National Geographic will be highlighting the “gender revolution” for its January 2017 issue, featuring Avery Jackson, a 9-year-old child, the first appearance of a transgender person on the publication’s cover.
Avery is quoted on the cover stating, “The best thing about being a girl is, now I don’t have to pretend to be a boy.”
Michelle Cretella, MD, president of the American College of Pediatricians, told LifeSiteNews that National Geographic is “promoting a political agenda over science and the wellbeing of innocent children” by featuring a young transgender child.

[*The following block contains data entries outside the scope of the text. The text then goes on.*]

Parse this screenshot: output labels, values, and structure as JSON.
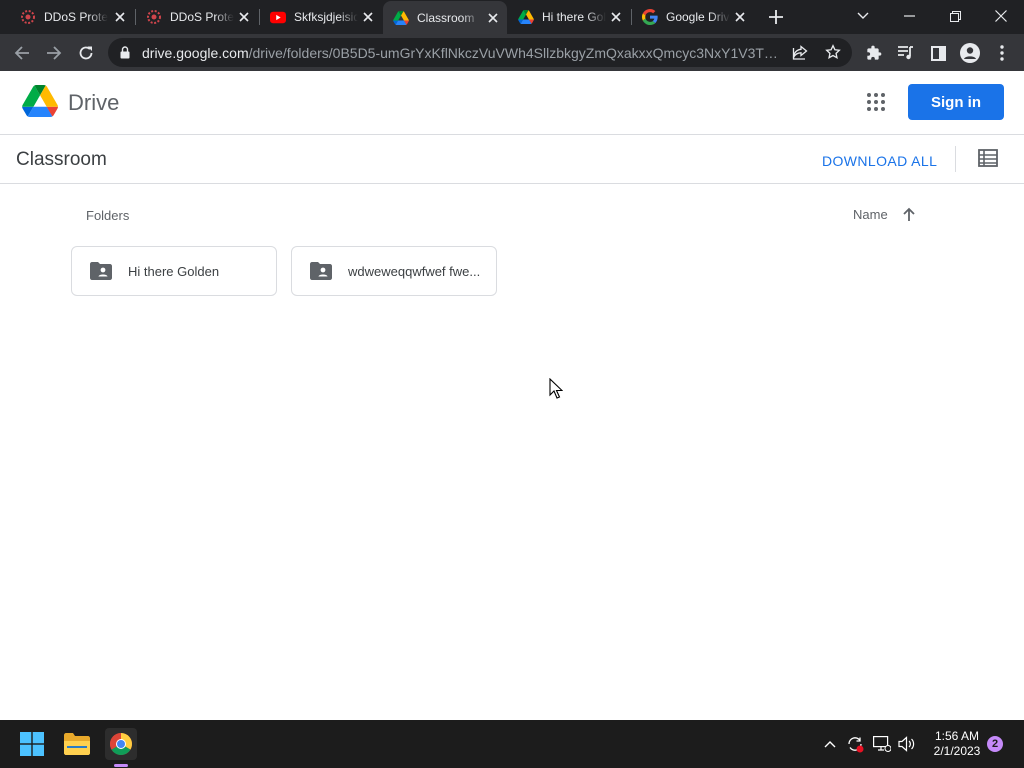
{
  "browser": {
    "tabs": [
      {
        "title": "DDoS Protection",
        "favicon": "ddos-icon"
      },
      {
        "title": "DDoS Protection",
        "favicon": "ddos-icon"
      },
      {
        "title": "Skfksjdjeisidk",
        "favicon": "youtube-icon"
      },
      {
        "title": "Classroom",
        "favicon": "drive-icon",
        "active": true
      },
      {
        "title": "Hi there Golden",
        "favicon": "drive-icon"
      },
      {
        "title": "Google Drive",
        "favicon": "google-icon"
      }
    ],
    "url_host": "drive.google.com",
    "url_path": "/drive/folders/0B5D5-umGrYxKflNkczVuVWh4SllzbkgyZmQxakxxQmcyc3NxY1V3TVk..."
  },
  "header": {
    "product_name": "Drive",
    "signin_label": "Sign in"
  },
  "folder": {
    "title": "Classroom",
    "download_all_label": "DOWNLOAD ALL",
    "section_label": "Folders",
    "sort_label": "Name",
    "items": [
      {
        "name": "Hi there Golden"
      },
      {
        "name": "wdweweqqwfwef fwe..."
      }
    ]
  },
  "taskbar": {
    "time": "1:56 AM",
    "date": "2/1/2023",
    "notification_count": "2"
  },
  "colors": {
    "accent": "#1a73e8",
    "chrome_dark": "#202124",
    "chrome_toolbar": "#35363a",
    "taskbar": "#1c1c1c"
  }
}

“'Affirming’ so called transgender children means sterilizing them as young as 11years old,” said Dr. Cretella. “Puberty blockers plus cross-sex hormones causes permanent sterility. And biological girls who ‘transition’ to male by taking testosterone may have a double mastectomy at age 16. The life time use of cross-sex hormones also puts these children at risk for stroke, heart disease, diabetes, cancers and more.”
Since the child began to identify as a girl at the age of three, Avery’s parents have remained avid supporters. Avery’s mother, Debbie Jackson describes her and Avery’s father’s feelings of confusion and doubt at the beginning of the process in a video statement: “Until that point she was quite a rough-and-tumble little boy with a buzz cut and a shark tooth necklace. But when she was three, she asked her dad and I if we could buy her a princess dress.”

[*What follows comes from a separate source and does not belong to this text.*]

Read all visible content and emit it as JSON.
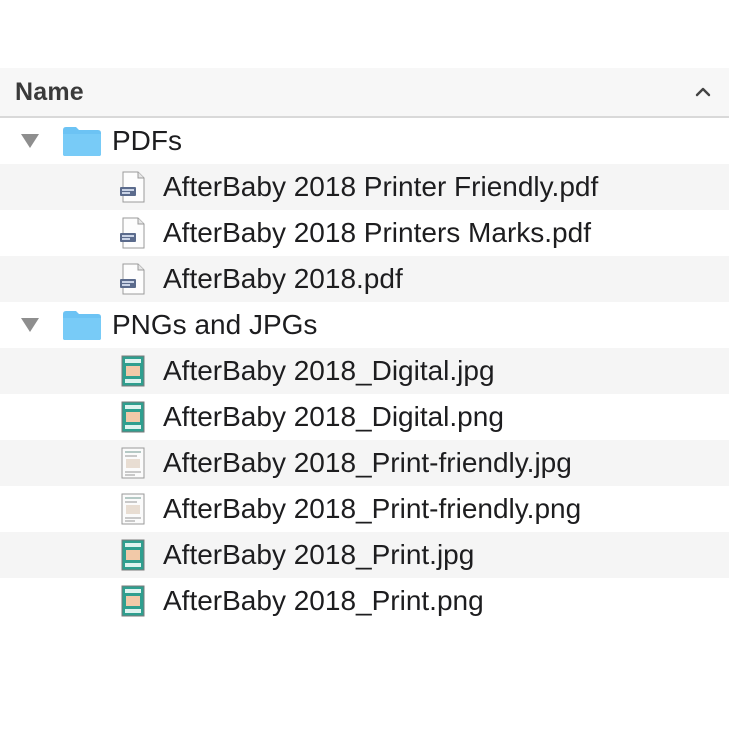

Jackson explains not buying Avery a dress at first because they thought it was just a phase, but when they found out their son was wearing his favorite dress at daycare they went and bought him a princess dress. According to Jackson, Avery wore that dress every moment while at home, and eventually asked for more: dresses, nightgowns, headbands, and sparkly shoes. But his parents drew the line at girl underwear.

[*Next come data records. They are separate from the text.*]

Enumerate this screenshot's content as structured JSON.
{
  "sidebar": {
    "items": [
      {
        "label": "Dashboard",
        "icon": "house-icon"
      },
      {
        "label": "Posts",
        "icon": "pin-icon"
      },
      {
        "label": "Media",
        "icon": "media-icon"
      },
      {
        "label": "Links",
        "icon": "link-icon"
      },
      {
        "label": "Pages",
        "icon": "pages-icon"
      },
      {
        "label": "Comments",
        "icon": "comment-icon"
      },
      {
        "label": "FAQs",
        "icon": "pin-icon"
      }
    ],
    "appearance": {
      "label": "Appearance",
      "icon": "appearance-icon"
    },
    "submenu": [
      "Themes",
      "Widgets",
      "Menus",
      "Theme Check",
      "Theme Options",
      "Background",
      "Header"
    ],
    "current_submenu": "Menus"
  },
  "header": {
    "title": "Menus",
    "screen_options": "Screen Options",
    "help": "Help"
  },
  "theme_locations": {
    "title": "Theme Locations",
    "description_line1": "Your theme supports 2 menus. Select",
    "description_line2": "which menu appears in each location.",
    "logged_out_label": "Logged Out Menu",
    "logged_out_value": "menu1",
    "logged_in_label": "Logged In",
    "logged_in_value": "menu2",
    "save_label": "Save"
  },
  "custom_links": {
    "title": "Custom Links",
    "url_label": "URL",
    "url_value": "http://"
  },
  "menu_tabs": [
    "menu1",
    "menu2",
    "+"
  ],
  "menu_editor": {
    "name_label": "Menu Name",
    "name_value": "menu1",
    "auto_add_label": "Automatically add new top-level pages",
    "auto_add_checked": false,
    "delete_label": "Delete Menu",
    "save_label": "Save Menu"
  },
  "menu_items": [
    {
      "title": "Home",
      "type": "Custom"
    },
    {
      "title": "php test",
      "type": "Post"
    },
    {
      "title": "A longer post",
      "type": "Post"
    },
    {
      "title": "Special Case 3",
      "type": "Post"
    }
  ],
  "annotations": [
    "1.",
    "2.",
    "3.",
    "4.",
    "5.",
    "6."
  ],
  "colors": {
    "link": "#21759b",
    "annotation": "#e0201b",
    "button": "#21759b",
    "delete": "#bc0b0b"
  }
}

After meeting with a psychologist and endocrinologist, and ruling out any hidden medical issues, Avery was allowed to go to school dressed as a girl. Jackson and her family lost friends and family members and went “into hiding” for a year while Avery “grew out her hair to look like the girl she is,” Jackson explains. When the family emerged, “it was with a very happy and confident daughter.”
Cretella believes it is both unethical and harmful for parents to make such decisions regarding their children’s gender because they will most likely grow out of their gender dysphoria. “When a child under the age of 12 thinks they are the opposite sex and is allowed to naturally pass through puberty, 75%-95% of the time that child will accept his or her biological sex by the late teen years.”
Though National Geographic has covered the transgender before, this is by far it’s most high-profile treatment of the issue to date.
Cretella argues that public support of “transgenderism” in children is tantamount to “child abuse.” “When academic, medical and other public institutions propagate the lifetime use of toxic hormones and the surgical removal of healthy body parts as healthcare for children they are engaged in institutionalized child abuse,” she said.